Example: A person observes two buildings of different heights. Using angles of elevation and known distances, they can find each building's height by setting up two separate triangle equations.

Connecting to Related Topics

Applications of trigonometry extend across many chapters:

• chapter-08-introduction-to-trigonometry: Provides the trigonometric ratios used here
• chapter-06-triangles: Similar triangles justify why trigonometric ratios work
• chapter-07-coordinate-geometry: Distances and angles in coordinate systems
• chapter-12-surface-areas-and-volumes: Three-dimensional problems extend these 2D techniques

Key Concepts and Formulas

• Angle of elevation: Angle above horizontal when looking UP
• Angle of depression: Angle below horizontal when looking DOWN
• Height formula: height = distance × tan(elevation angle)
• Distance formula: Use multiple angles and known displacements
• Inclination angle α: slope = tan(α)
• Line of sight equation: vertical rise/horizontal run = tan(θ)

Socratic Questions

1. In a problem where you measure angles from two different locations, why can't you solve for the height with just measurements from one position?

1. If the angle of elevation doubles, does the height of the object double? Why or why not? (Hint: think about the tangent function.)

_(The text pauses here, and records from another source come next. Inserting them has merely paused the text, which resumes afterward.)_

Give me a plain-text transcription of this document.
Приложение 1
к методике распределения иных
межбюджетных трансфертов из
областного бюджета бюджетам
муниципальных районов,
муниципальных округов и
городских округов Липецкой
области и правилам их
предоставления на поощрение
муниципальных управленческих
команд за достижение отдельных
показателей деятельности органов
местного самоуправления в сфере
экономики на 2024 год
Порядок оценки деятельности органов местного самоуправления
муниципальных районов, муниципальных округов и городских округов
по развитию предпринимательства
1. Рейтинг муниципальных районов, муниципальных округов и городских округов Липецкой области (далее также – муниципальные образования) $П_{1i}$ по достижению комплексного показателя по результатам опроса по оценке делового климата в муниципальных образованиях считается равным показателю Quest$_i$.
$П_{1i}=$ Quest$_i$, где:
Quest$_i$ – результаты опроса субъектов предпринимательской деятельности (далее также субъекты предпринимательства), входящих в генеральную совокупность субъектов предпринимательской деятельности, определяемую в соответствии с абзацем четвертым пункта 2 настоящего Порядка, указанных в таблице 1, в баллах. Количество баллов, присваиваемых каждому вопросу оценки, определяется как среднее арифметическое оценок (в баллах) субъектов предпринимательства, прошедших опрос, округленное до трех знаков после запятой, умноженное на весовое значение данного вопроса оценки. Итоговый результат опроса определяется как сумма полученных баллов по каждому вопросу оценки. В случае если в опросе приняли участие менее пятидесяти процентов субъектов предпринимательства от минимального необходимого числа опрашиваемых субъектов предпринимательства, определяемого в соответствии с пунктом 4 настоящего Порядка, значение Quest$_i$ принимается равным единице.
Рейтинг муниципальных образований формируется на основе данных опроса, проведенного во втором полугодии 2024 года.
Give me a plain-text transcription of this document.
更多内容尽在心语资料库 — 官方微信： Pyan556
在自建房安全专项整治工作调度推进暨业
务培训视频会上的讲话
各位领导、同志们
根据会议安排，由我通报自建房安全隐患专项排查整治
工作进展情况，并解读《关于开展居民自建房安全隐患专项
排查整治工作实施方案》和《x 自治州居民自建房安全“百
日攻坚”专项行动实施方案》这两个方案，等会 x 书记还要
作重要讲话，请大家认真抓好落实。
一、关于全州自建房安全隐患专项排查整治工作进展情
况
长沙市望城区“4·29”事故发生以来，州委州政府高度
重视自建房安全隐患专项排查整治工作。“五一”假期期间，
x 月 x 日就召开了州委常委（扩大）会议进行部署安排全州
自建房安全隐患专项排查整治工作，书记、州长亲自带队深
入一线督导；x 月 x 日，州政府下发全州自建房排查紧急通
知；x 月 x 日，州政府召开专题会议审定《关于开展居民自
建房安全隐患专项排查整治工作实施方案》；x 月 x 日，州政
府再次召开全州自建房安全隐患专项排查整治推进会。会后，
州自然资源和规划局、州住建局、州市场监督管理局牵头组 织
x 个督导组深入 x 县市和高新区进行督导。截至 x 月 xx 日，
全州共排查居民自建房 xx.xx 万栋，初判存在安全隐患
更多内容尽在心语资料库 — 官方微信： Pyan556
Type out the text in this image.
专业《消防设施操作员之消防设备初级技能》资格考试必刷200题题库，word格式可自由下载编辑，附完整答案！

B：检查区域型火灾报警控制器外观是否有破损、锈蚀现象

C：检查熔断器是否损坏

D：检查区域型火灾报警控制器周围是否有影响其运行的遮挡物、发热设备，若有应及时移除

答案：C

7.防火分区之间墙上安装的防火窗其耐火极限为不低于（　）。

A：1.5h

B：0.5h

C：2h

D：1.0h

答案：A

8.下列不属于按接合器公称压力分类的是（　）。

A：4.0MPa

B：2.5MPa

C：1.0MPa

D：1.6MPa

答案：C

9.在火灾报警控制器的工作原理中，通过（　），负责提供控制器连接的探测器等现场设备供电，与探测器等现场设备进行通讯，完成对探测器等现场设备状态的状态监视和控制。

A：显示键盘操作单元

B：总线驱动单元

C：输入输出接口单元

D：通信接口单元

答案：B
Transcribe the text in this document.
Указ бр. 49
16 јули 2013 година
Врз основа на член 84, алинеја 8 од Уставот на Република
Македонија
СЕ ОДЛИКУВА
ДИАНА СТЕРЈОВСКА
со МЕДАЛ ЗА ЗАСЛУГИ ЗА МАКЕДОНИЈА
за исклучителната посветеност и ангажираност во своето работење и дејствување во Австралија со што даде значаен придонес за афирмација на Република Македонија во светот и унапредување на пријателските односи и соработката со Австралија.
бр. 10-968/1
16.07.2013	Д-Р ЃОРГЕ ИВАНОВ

1. A ship observes a lighthouse at an angle of depression of 30°. How does the ship use this angle to find its distance from the lighthouse if it knows the lighthouse height?

1. Why is the angle of elevation from your position equal to the angle of depression from the object looking back at you?

1. In a three-point observation (observer at two different positions measuring angles to the same object), how many unknowns can you solve for? How many equations can you form?